Essential Utilities, Inc.

October 14, 2022

Page 2

 

 

In such examination, we have assumed the genuineness of all signatures, the legal capacity of all natural persons, the authenticity of all documents submitted to us as originals, the conformity to original documents of all documents submitted to us as certified, conformed or photostatic copies and the authenticity of the originals of such latter documents.

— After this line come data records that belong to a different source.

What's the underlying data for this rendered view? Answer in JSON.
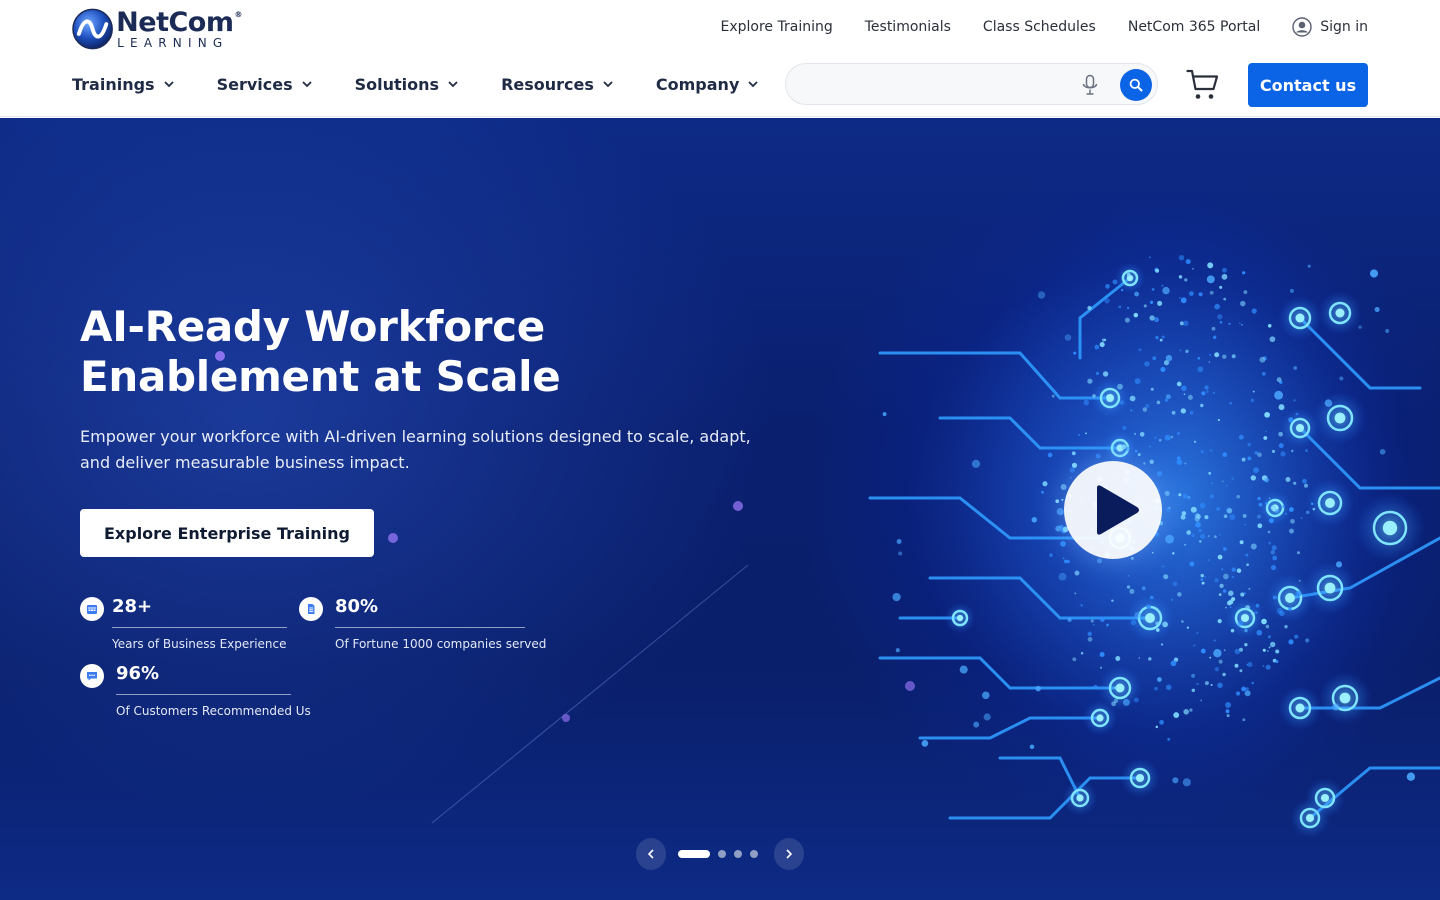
{
  "brand": {
    "name": "NetCom",
    "registered": "®",
    "sub": "LEARNING",
    "colors": {
      "primary": "#0b63e5",
      "navy": "#1b2b55",
      "hero_bg": "#0a1f6e"
    }
  },
  "top_links": {
    "items": [
      "Explore Training",
      "Testimonials",
      "Class Schedules",
      "NetCom 365 Portal"
    ],
    "sign_in": "Sign in"
  },
  "nav": {
    "items": [
      "Trainings",
      "Services",
      "Solutions",
      "Resources",
      "Company"
    ]
  },
  "search": {
    "value": "",
    "placeholder": ""
  },
  "header_actions": {
    "contact": "Contact us"
  },
  "hero": {
    "title_line1": "AI-Ready Workforce",
    "title_line2": "Enablement at Scale",
    "subtitle": "Empower your workforce with AI-driven learning solutions designed to scale, adapt, and deliver measurable business impact.",
    "cta": "Explore Enterprise Training",
    "stats": [
      {
        "value": "28+",
        "label": "Years of Business Experience",
        "icon": "calendar-icon"
      },
      {
        "value": "80%",
        "label": "Of Fortune 1000 companies served",
        "icon": "document-icon"
      },
      {
        "value": "96%",
        "label": "Of Customers Recommended Us",
        "icon": "chat-icon"
      }
    ]
  },
  "carousel": {
    "slides": 4,
    "active": 1
  },
  "icons": [
    "netcom-logo-icon",
    "user-circle-icon",
    "chevron-down-icon",
    "microphone-icon",
    "search-icon",
    "cart-icon",
    "play-icon",
    "chevron-left-icon",
    "chevron-right-icon"
  ]
}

As to all questions of fact material to this opinion that have not been independently established, we have relied upon certificates or comparable documents of officers and representatives of the Company.

 

Based on the foregoing, and subject to the qualifications stated herein, we are of the opinion that the Stock to be issued and sold by the Company under the Sales Agreements, including any Stock issued upon physical or net share settlement, as applicable, pursuant to the Transaction Agreements, have been duly authorized for issuance and, when issued and paid for in accordance with the terms and conditions of the Transaction Agreements, will be validly issued, fully paid and non-assessable.

 

We express no opinion as to the laws of any jurisdiction other than the federal laws of the United States of America and the laws of the Commonwealth of Pennsylvania.

 

We hereby consent to the filing of this opinion with the Commission as an exhibit to a Current Report on Form 8-K (and its incorporation by reference into the Registration Statement and the Prospectus Supplement) in accordance with the requirements of Item 601(b)(5) of Regulation S-K promulgated under the Securities Act, and to the use of this firm’s name therein and in the Prospectus Supplement under the caption “Legal Matters.”  In giving this consent, we do not admit that we are within the category of persons whose consent is required by Section 7 of the Securities Act and the rules and regulations promulgated thereunder.